Só nos elevamos ao Absoluto com intuição originária.
Chamo
de Razão a Razão Absoluta ou a Razão enquanto
pensada como indiferença total do Subjetivo e do Objetivo...
Filosofia,
que palavra acertada... Todo o nosso saber sempre permanecerá
filosofia, isto é, sempre um saber apenas em progresso, cujo
grau superior ou inferior devemos apenas ao nosso amor à sabedoria,
isto é, à nossa liberdade.
O
sofrimento com a ignorância sobre os objetos primeiros, sobre
os maiores, para todos os homens que sentem, que não são
embotados ou estreitamente auto-suficientes, é grande e pode
aumentar até se tornar insuportável. Mas, se o martírio
de um sistema antinatural é maior do que aquele fardo da ignorância,
prefere-se, no entanto, continuar a suportar este.
Quem
meditou sobre a liberdade e a necessidade descobriu por si que estes
princípios têm de ser unificados no Absoluto –
a liberdade porque o Absoluto age por potência autônoma
incondicionada; a necessidade porque, justamente por isso, ela só
age em conformidade com as leis do seu ser, com a necessidade interior
da sua essência. Liberdade absoluta e necessidade absoluta são
idênticas.
Onde
há liberdade absoluta há bem-aventurança absoluta,
e inversamente. Mas, com a liberdade absoluta também não
é mais pensável qualquer autoconsciência. Uma
atividade para a qual não há mais qualquer objeto, qualquer
resistência, nunca retorna a si mesma. Somente pelo retorno
a si mesmo surge uma consciência. Somente uma realidade limitada
é efetividade para nós. Onde cessa toda a resistência,
há extensão infinita. Mas a intensidade da nossa consciência
está na proporção inversa da extensão
do nosso ser. O momento mais alto do ser é, para nós,
passagem ao não-ser, momento de anulação. Aqui,
no momento do ser absoluto, a suprema passividade unifica-se com a
mais ilimitada das atividades. A atividade ilimitada é... calma
absoluta, epicurismo perfeito.
Toda
essa idéia de uma felicidade como recompensa, que outra coisa
seria, portanto, senão uma ilusão moral: um título
de crédito com o qual se compra de ti, homem empírico,
os teus prazeres sensíveis de agora, mas que só é
pagável quando tu mesmo não precisas mais do pagamento.

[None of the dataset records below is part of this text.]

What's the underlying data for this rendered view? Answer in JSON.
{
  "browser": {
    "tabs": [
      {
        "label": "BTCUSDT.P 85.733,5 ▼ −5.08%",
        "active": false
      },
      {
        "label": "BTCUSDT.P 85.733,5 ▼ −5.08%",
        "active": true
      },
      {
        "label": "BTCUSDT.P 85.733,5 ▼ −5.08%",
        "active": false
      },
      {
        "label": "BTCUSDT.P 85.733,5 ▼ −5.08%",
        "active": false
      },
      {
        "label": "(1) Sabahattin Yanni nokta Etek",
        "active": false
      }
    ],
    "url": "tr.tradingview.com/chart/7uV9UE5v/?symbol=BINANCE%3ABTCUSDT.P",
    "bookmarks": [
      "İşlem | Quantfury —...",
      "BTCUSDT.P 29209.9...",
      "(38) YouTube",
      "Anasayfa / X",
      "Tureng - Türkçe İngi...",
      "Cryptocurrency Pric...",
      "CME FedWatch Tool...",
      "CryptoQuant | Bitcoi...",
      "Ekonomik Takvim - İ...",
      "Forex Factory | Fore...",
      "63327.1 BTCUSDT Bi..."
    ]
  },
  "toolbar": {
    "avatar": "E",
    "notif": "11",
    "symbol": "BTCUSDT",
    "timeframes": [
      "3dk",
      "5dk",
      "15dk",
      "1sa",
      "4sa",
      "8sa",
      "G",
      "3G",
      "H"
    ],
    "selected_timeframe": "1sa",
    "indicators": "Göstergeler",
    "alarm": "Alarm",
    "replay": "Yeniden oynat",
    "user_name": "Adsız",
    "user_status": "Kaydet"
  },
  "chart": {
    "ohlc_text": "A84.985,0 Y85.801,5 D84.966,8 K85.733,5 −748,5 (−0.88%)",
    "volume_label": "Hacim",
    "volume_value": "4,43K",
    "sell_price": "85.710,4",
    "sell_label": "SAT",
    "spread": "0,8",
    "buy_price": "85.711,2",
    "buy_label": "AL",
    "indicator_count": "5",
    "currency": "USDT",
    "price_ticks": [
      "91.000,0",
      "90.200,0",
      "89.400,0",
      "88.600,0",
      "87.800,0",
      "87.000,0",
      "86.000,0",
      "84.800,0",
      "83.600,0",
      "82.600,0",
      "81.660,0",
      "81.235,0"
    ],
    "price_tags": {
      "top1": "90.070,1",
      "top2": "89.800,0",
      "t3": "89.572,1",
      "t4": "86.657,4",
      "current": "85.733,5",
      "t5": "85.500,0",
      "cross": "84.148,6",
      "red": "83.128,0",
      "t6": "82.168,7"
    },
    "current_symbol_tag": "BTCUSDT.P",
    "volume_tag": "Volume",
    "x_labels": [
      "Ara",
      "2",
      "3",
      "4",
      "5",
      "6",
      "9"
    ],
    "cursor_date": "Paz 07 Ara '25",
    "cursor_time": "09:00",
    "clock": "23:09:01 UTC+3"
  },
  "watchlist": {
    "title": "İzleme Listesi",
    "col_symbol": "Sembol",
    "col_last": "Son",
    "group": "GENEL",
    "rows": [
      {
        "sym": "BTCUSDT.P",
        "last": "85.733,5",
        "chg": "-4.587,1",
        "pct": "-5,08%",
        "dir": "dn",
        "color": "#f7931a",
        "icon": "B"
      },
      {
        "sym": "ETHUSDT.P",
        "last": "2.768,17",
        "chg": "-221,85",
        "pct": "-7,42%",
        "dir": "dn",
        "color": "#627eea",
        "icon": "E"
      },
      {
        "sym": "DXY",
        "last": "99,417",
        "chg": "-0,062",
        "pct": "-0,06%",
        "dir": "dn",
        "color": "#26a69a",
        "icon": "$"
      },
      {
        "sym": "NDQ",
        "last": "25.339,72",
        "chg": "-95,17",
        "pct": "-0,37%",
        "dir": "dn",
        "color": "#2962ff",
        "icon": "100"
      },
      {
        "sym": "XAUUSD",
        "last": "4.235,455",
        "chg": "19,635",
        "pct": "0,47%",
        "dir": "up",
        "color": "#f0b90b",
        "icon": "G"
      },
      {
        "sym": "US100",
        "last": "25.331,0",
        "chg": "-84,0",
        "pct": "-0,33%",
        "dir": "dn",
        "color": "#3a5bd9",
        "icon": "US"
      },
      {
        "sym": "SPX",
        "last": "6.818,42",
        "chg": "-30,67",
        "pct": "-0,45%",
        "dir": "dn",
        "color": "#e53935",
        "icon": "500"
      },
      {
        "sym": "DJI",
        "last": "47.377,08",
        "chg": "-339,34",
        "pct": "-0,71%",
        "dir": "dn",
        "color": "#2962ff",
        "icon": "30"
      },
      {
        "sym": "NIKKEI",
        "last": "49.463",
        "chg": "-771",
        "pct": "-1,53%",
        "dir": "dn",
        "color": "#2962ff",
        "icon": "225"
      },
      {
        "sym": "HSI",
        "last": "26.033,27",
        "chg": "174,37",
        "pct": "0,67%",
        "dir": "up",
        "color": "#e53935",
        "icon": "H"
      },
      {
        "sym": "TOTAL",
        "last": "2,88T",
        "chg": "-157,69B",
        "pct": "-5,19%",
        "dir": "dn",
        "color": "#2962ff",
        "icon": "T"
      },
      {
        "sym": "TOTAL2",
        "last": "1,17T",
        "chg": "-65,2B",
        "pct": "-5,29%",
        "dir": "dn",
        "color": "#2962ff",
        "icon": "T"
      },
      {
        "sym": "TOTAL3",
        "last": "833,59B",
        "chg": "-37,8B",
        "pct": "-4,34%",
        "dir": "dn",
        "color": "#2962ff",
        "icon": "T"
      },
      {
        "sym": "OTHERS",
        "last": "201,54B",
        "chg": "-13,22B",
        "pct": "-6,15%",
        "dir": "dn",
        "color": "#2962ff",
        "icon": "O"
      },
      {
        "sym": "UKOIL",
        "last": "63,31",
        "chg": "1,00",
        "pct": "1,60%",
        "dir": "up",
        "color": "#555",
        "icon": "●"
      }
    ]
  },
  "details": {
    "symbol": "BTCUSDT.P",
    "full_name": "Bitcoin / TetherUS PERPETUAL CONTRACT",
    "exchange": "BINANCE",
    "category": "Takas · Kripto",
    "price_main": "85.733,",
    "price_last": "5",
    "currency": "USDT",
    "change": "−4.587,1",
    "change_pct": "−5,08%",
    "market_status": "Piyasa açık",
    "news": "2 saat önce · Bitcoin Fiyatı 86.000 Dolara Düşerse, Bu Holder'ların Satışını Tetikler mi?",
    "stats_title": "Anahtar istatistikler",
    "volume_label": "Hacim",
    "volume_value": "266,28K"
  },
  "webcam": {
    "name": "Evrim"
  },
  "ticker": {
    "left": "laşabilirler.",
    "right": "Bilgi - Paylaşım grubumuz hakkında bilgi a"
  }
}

Pensa sempre nessa felicidade como um todo de prazeres que são
análogos aos prazeres sacrificados agora. Ousa, apenas, dominar-te
agora; ousa o primeiro passo de criança em direção
à virtude; o segundo já se tornará mais fácil
para ti. Se continuares a progredir, notarás, com espanto,
que aquela felicidade que esperavas como recompensa do teu sacrifício,
mesmo para ti não tem mais qualquer valor. Foi intencionalmente
que se colocou a felicidade em um ponto do tempo em que tens de ser
suficientemente homem para te envergonhares dela. Envergonhar, digo
eu, pois, se nunca chegas a te sentires mais sublime do que aquele
ideal sensível de felicidade, seria melhor que a razão
jamais te tivesse falado. É
exigência da razão não precisar mais de nenhuma
felicidade como recompensa, tão certo quanto é exigência
tornar-se mais conforme à razão, mais autônomo,
mais livre. Pois, se a felicidade ainda pode nos recompensar –
a não ser que se interprete o conceito de felicidade contrariamente
a todo o uso da linguagem – ela é, então, uma
felicidade que não é trazida, já, pela própria
razão – (pois como poderiam razão e felicidade
jamais coincidir?) – uma felicidade que, justamente por isso,
aos olhos de um ser racional, não tem mais qualquer valor.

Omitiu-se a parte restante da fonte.